I peel apart her clothing with slow force. Under my hands, the fabric is like wet paper. Her skin is smooth, hot marble warmed in the sun. Muscles coil and tense underneath as she arches her back. Hers is a body made for movement, mocking, coiling around mine. I trace my fingers along the curve of her lower back. She pushes into me, pulsing with breath, hips grinding me into the bed.
It may have been a week to her, but for me it was minutes, seconds ago that I kneeled against cold steel warmed by my own blood, waiting for men to cut off my head. This a moment I thought I would never have again as I dug Eo’s grave with my own trembling hands. A moment with a woman I want and love. And what is the bloodydamn point of surviving in this cold world if I run from the only warmth it has to offer?
44
The Poet
I walk slowly down the stone hall with Mustang. Out the windows, guards patrol the estate. They’re here to keep us as much as protect us. Rain falls lightly. Laughter drifts out an open door with the smells of coffee and bacon.
“What do you mean I can’t be funny?” Roque asks, offended.
“Just that,” Daxo says smoothly. “I’m sure you can try, but you’re too … scholastic.”
“Fine then, who was the first carpenter?”
“Is this a joke?” Daxo asks.
“It’s intended to be.”
“Jesus of Nazareth …?” Daxo guesses. “It is a history joke, yes?”

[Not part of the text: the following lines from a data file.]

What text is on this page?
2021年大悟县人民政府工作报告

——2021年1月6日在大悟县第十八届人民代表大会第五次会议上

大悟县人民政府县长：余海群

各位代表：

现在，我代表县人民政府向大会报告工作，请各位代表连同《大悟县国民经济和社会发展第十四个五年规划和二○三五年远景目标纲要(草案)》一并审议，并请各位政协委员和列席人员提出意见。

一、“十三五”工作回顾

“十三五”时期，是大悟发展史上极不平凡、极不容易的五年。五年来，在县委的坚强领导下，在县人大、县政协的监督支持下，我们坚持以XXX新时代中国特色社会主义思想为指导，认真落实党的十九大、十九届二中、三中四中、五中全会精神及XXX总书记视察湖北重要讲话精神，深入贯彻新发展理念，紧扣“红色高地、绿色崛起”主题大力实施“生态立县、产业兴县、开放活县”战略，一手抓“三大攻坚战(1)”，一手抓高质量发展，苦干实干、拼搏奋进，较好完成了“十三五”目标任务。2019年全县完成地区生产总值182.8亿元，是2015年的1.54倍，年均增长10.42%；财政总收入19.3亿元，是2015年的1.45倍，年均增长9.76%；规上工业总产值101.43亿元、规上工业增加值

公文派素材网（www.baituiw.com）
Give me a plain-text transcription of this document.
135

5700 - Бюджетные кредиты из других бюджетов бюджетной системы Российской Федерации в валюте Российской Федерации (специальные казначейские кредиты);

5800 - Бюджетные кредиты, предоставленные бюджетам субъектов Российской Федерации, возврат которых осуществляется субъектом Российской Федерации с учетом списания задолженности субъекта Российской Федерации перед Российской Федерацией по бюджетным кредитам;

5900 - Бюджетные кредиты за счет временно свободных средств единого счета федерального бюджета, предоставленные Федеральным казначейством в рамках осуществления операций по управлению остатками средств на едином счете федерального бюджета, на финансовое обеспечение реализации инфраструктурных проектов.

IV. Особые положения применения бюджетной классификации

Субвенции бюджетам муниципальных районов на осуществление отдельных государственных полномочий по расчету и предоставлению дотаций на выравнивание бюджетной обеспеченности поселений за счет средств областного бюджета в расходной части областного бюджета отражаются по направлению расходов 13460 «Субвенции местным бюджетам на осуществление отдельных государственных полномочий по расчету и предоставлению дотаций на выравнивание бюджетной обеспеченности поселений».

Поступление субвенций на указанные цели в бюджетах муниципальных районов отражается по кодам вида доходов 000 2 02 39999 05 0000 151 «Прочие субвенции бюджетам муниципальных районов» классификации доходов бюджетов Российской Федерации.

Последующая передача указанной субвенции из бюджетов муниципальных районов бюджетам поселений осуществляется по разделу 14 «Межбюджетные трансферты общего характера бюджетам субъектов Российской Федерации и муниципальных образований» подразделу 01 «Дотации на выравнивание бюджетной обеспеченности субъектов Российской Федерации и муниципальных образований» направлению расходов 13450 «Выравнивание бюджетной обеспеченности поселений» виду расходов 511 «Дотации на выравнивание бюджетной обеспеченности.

“Noah?” Pebble tries. Mustang and I pause outside the door, smiling to one another.
“Jesus of Nazareth?” Roque laughs. “You can do better than that.”
“If I knew I’d be mocked for guessing, I wouldn’t have guessed.”
“Pax said you were the smart one,” Thistle says. “Disappointing, Daxo. Disappointing.”
“Well, in comparison, he probably—” Clown begins. “Ow!”
“Don’t talk shit about Pax,” Pebble snaps. “Big man was a sweetie.”
“Does no one care about the answer?” Roque asks melodically. “Fine. Fine. I understand. You all think I’m a bore.”
“We’re dying to know,” Thistle snaps. “Do tell.”